Indonesia Menghadapi Kesenjangan Pembiayaan yang Signifikan di Sektor Energi
Pada Forum Bisnis Energi ASEAN ke-24 (AEBF-24), Climate Policy Initiative (CPI) memperkenalkan Indonesia Power Sector Finance Dashboard, yang mengungkapkan kesenjangan signifikan dalam pendanaan yang diperlukan untuk memenuhi target iklim negara. Dashboard ini menyoroti bahwa Indonesia hanya menerima investasi sektor energi sebesar USD 5,8 miliar per tahun dari 2019 hingga 2021, jauh di bawah angka yang dibutuhkan sebesar USD 19,4 miliar per tahun, sebagaimana diuraikan dalam Enhanced Nationally Determined Contributions (NDC) Indonesia.
Dashboard yang komprehensif ini dikembangkan melalui proses triangulasi data yang ketat, menggabungkan data resmi yang mengatasi tantangan lama dalam transparansi dan aksesibilitas data investasi sektor energi.

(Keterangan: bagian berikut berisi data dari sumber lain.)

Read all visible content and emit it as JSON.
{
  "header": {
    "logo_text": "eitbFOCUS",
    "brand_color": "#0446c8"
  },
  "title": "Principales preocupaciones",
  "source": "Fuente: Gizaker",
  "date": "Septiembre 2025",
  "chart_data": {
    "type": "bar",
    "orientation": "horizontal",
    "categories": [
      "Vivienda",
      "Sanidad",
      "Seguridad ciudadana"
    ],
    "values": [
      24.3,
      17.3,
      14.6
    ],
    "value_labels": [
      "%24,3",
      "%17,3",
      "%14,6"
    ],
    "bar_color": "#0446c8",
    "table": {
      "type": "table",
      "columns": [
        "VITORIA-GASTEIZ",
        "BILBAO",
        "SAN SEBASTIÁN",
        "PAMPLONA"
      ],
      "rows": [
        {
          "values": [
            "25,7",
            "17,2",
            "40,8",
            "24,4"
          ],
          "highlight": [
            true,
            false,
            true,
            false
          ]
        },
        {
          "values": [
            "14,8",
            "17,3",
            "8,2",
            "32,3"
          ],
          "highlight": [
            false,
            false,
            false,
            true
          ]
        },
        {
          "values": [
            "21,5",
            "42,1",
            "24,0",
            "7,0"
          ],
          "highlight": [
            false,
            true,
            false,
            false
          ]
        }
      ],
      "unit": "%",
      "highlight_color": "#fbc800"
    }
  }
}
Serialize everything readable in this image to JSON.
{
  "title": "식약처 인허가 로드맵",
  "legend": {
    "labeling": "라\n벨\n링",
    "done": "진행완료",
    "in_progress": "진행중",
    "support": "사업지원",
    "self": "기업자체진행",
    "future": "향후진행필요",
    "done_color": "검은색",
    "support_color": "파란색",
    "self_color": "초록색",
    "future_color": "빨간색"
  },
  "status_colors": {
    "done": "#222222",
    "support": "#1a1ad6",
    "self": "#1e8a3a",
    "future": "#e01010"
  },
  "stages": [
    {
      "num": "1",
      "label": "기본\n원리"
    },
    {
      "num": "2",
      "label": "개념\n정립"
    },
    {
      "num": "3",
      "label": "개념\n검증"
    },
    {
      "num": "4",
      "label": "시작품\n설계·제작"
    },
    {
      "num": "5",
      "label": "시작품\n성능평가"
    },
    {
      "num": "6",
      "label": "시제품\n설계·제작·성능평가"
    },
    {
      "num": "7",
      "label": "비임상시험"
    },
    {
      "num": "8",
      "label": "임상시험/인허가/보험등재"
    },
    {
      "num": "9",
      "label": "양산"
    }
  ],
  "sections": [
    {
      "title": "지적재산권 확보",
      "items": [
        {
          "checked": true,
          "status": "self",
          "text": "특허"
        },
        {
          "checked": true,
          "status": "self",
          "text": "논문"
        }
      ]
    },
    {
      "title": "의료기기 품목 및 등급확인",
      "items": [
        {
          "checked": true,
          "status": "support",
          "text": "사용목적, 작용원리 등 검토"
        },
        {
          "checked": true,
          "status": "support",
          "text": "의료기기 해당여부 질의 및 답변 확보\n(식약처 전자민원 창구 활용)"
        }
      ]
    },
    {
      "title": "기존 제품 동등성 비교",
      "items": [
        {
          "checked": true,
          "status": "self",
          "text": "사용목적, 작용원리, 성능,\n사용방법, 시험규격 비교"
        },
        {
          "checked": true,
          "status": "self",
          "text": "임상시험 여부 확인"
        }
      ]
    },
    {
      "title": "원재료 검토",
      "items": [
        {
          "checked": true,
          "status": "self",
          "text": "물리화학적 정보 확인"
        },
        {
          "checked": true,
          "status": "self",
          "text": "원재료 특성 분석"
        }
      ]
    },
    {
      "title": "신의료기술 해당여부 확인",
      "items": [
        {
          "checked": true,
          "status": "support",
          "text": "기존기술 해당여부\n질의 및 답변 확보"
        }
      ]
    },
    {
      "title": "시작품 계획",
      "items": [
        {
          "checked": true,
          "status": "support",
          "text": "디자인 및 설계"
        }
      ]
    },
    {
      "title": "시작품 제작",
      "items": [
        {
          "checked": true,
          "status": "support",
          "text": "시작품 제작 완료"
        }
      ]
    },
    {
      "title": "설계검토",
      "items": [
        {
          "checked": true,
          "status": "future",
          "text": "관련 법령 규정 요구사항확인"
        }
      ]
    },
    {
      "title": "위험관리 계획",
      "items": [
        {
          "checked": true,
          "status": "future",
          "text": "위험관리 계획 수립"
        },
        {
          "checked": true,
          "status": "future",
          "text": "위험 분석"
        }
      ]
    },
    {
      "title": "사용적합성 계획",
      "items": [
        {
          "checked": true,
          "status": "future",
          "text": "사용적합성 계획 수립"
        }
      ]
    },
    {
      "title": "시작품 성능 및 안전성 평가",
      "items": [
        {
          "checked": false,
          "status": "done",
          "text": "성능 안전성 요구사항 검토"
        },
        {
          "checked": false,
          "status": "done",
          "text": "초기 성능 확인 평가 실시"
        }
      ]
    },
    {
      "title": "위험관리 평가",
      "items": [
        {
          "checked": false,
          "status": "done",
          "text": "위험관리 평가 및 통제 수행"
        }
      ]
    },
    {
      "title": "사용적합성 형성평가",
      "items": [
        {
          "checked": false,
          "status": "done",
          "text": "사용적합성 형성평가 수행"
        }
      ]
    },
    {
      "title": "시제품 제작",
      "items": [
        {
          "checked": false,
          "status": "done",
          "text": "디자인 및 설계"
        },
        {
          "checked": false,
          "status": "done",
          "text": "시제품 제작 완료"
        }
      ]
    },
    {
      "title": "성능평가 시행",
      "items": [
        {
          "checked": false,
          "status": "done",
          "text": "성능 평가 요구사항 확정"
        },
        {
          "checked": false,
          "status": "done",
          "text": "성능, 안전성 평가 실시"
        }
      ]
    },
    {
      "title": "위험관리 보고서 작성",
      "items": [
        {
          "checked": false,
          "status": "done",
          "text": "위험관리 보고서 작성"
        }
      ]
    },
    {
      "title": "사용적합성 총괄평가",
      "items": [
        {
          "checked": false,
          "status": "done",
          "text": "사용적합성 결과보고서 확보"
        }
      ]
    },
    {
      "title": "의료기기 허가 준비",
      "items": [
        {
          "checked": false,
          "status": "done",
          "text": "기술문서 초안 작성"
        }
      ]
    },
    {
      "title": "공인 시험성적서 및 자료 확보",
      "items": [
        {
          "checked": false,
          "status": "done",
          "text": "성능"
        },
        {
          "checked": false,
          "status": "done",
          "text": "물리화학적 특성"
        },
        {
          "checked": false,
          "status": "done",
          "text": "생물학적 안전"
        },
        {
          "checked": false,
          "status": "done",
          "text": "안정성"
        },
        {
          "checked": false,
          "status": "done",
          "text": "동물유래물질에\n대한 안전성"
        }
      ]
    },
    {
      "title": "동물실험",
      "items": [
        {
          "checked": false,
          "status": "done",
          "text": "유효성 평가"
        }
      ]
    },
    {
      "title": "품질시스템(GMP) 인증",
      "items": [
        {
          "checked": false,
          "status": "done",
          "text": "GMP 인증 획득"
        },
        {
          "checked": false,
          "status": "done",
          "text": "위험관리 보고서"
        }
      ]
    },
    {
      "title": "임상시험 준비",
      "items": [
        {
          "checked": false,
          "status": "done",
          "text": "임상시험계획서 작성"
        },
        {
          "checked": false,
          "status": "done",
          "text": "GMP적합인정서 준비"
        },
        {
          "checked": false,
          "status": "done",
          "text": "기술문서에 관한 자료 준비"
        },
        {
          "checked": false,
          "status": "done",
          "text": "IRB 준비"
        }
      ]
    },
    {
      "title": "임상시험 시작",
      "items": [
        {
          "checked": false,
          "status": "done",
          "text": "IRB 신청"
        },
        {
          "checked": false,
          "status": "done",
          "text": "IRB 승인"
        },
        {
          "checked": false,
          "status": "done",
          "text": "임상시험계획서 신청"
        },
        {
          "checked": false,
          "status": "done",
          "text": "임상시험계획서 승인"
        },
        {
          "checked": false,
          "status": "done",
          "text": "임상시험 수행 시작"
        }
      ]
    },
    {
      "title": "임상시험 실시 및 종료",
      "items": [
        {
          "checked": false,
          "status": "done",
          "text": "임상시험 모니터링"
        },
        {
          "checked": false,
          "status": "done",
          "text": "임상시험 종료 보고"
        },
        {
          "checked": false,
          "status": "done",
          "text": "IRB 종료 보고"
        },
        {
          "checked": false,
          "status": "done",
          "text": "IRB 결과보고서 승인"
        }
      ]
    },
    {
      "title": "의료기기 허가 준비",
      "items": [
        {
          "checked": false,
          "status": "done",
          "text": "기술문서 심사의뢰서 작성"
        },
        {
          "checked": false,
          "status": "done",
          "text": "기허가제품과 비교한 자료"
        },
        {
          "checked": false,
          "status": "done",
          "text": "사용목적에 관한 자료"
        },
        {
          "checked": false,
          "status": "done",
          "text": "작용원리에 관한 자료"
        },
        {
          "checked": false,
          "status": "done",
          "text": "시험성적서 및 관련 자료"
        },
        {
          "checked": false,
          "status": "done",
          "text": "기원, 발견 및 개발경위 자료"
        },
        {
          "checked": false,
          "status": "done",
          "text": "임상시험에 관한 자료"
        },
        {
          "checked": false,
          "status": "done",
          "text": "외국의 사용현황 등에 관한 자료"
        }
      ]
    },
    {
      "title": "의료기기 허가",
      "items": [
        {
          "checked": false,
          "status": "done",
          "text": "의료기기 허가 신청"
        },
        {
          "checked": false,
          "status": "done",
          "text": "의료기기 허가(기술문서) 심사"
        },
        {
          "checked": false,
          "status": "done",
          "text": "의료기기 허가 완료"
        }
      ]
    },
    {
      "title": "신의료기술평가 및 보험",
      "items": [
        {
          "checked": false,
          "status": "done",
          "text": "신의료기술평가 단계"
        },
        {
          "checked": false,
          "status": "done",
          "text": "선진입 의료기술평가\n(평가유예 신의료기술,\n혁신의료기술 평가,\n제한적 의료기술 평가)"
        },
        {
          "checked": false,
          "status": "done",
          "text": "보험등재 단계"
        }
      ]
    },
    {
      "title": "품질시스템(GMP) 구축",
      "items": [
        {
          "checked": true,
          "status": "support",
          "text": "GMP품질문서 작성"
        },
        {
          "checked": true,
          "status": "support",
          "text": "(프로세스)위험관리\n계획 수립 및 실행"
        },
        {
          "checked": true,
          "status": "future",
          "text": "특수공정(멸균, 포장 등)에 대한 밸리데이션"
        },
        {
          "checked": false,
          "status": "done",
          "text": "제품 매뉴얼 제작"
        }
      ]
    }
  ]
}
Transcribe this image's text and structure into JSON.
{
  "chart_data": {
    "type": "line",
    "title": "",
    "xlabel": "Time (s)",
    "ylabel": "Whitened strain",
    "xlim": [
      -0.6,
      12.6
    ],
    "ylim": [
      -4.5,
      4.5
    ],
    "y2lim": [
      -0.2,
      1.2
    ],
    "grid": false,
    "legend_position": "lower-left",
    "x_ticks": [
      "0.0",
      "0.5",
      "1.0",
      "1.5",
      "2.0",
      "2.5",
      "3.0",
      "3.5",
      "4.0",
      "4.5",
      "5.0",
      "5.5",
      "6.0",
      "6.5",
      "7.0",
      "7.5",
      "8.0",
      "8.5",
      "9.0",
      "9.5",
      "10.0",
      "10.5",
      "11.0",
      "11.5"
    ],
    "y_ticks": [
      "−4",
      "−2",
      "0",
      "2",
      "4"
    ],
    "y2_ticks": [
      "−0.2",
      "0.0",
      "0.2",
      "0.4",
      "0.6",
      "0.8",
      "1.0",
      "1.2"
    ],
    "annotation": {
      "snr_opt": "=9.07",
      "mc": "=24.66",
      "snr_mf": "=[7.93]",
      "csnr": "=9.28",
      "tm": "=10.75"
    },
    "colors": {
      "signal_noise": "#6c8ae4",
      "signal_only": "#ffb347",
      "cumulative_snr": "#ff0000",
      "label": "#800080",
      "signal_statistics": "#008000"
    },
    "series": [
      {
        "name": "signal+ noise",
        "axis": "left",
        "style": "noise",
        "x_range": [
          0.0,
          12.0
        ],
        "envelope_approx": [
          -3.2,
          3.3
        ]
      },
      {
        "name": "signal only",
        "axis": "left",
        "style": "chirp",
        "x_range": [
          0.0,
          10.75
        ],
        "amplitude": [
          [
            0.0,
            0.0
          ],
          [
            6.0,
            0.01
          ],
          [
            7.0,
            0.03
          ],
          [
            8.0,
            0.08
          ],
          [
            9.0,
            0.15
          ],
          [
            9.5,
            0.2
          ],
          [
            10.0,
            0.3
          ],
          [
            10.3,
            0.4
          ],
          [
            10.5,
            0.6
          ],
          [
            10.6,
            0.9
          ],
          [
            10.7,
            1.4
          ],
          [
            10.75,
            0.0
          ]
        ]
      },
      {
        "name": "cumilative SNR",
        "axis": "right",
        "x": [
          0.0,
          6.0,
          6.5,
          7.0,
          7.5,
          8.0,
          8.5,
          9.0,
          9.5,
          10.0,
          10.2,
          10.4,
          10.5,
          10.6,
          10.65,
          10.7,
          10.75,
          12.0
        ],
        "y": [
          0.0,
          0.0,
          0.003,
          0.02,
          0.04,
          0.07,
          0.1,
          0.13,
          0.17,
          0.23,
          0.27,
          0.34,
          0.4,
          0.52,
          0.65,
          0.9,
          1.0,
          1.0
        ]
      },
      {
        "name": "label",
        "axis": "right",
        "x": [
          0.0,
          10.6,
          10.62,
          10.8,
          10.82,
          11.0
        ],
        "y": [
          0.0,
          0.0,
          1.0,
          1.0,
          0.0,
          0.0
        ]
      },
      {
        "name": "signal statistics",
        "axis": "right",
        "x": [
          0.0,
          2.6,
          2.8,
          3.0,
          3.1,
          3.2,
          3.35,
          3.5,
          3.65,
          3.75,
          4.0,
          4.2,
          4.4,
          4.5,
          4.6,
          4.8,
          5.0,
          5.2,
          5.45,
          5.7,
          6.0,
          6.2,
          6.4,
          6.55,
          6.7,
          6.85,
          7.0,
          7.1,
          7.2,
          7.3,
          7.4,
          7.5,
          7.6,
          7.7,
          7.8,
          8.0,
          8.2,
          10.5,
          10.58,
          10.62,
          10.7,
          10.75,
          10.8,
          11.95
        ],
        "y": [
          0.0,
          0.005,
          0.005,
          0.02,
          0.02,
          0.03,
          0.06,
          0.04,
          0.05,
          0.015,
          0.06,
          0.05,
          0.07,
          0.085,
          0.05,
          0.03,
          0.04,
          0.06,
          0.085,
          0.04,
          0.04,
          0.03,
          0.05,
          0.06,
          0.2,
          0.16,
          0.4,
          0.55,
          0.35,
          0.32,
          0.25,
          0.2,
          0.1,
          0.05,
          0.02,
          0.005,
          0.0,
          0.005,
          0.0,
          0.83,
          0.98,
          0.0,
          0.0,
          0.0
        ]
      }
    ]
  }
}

Alat ini menawarkan fitur interaktif, memungkinkan pengguna untuk mengeksplorasi aliran investasi berdasarkan sumber, penggunaan tematik, dan alokasi sektoral. Data ini penting bagi para pejabat pemerintah dan pemangku kepentingan industri untuk mengidentifikasi kesenjangan pembiayaan dan peluang investasi baru di sektor energi Indonesia.
Temuan utama dari dashboard ini mencakup:
Rata-rata tahunan investasi energi terbarukan hanya mencapai USD 2,2 miliar, jauh lebih rendah dari kebutuhan sebesar USD 9,1 miliar per tahun untuk mencapai target iklim. Investasi bahan bakar fosil rata-rata mencapai USD 3,7 miliar per tahun, dengan lembaga keuangan swasta menyumbang bagian terbesar (84% dari sumber internasional, terutama dari China dan Korea Selatan). Investasi pada pembangkit listrik batubara dan gas hampir seimbang, dengan batubara menyumbang 51% dari total investasi bahan bakar fosil. Investasi yang tidak dilaporkan pada pembangkit batubara mandiri dapat meningkatkan angka pendanaan batubara lebih lanjut, dengan estimasi tambahan sebesar USD 2,8 miliar. Investasi energi terbarukan sebagian besar bersumber dari luar negeri (58%) dan berfokus pada proyek hidroelektrik (61%) dan panas bumi (22%), dengan investasi yang relatif rendah pada tenaga surya dan angin.
Tiza Mafira, Direktur CPI Indonesia, menyoroti urgensi menangani kesenjangan pembiayaan: “Data menunjukkan investasi bahan bakar fosil hampir dua kali lipat dari energi terbarukan. Ada peluang besar untuk memikirkan ulang dan mengalihkan aliran ini, terutama dari lembaga keuangan swasta internasional. Dashboard kami menyediakan visibilitas yang diperlukan untuk mengoptimalkan kebijakan dan investasi untuk masa depan rendah karbon dan kompetitif bagi Indonesia.”
Dashboard ini juga mengungkap peran perusahaan listrik milik negara Indonesia, PLN, dalam membentuk pasar energi nasional dan mendukung transisi energi negara. Alat ini diharapkan menjadi sumber daya penting untuk mendorong penyesuaian kebijakan dan menarik investasi berkelanjutan guna mendukung ambisi iklim Indonesia.